I think it was about 30 months ago when a small rise in the Australian dollar against the US dollar caused some of our economic commentators to lament the detrimental effect this would have on ‘export led growth’.
The logic of their argument is that since a falling dollar stimulates growth by increasing the demand for our exports a rising dollar would choke it off. That a depreciating dollar would tend to expand exports is true — the rest is pure fantasy. (I sometimes think these guys should be writing fiction for Disney studios). A quick look at their psychedelic economics immediately reveals no real understanding of the nature of economic growth.
Assuming that the dollar were to fall, this would reduce the cost of Australian tradables in terms of other currencies. This means that living standards will be lower than they would otherwise be because the terms of trade have now become adverse. In plain English, Australians must export more for the same quantity of imports. This is like someone working more and more hours for the same amount of pay. No one in his right mind would claim such a worker's living standard is rising simply because he is working longer hours just to maintain the same income, but this is what is really being said about the effects of a falling dollar.
Living standards fall not just because imports become more expensive but because capital goods (the material means of production) are scarce. To satisfy other countries growing demand for Australian goods because of a falling dollar export industries would have to expand output. This means, unless there is a considerable amount of idle capacity, that land, labour and capital must be withdrawn from other lines of production thus curtailing their output, or at least expansion. (See William H. Hutt’s The Theory of Idle Resources, LibertyPress 1977)
Some, particularly Keynesians, would argue that the increase in the demand for exports also raises the demand for labour and thus increases wage rates. This is not strictly true. Where there is unemployment any increase in the demand for labour in these circumstances is entirely due to the depreciating currency cutting real wage rates. (In the 1930s this was called exporting your unemployment). Where there is no unemployment real wages rates are still cut while the composition of the demand for labour changes.
It should now be obvious that an increase in exports due to a depreciating currency would have to take place at the expense of domestic consumption. It baffles me how those bright sparks who make their money by selling economic advice can describe this situation as healthy let alone one of economic growth.
Japan is still sometimes touted as an example of export led growth. Once again, not true. For nearly 40 years Japan’s terms of trade for its manufactures declined, meaning that it had to export more and more for the same quantity of imports. But the fundament difference between the Japanese experience and one brought about by a falling currency is that Japan’s change in the terms of trade for its manufactures was entirely due to increasing productivity and not a depreciating currency.

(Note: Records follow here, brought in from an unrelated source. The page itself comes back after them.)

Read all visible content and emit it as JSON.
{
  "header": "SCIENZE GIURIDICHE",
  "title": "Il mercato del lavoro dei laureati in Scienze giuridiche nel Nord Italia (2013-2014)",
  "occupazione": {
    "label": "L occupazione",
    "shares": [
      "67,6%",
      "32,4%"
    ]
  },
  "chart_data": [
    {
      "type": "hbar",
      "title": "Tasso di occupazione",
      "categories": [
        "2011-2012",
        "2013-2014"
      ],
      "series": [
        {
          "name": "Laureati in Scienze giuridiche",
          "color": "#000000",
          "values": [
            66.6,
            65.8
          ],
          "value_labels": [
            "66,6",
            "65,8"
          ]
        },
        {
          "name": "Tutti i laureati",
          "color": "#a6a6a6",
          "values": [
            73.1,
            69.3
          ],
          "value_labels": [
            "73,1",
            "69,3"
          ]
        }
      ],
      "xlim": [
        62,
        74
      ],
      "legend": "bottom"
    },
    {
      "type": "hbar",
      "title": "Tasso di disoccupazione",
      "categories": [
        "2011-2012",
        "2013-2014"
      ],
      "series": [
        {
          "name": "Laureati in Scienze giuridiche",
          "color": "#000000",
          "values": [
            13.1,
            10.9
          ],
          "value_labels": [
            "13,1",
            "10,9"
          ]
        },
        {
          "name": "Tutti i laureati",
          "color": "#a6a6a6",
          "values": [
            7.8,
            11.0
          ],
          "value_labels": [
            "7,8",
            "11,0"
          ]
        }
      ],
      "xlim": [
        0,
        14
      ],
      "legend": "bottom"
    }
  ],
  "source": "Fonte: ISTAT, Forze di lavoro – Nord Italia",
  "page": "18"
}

This is why Japanese living standards rose significantly even as it developed an ‘adverse’ terms of trade.
I never tire of pointing out that savings fuel an economy and entrepreneurship drives it. Japan had an extremely high saving rate which enormously increased its productive capacity while entrepreneurs did the rest, despite powerful government intervention from which the country is still suffering.
Do those who argue that a boom in Australian exports caused by a devaluation would generate economic growth think that savings and investment are unrelated? Do they really think that merely increasing exports leads to a rise in per capita investment? Have these people ever given any serious thought to the nature of economic growth?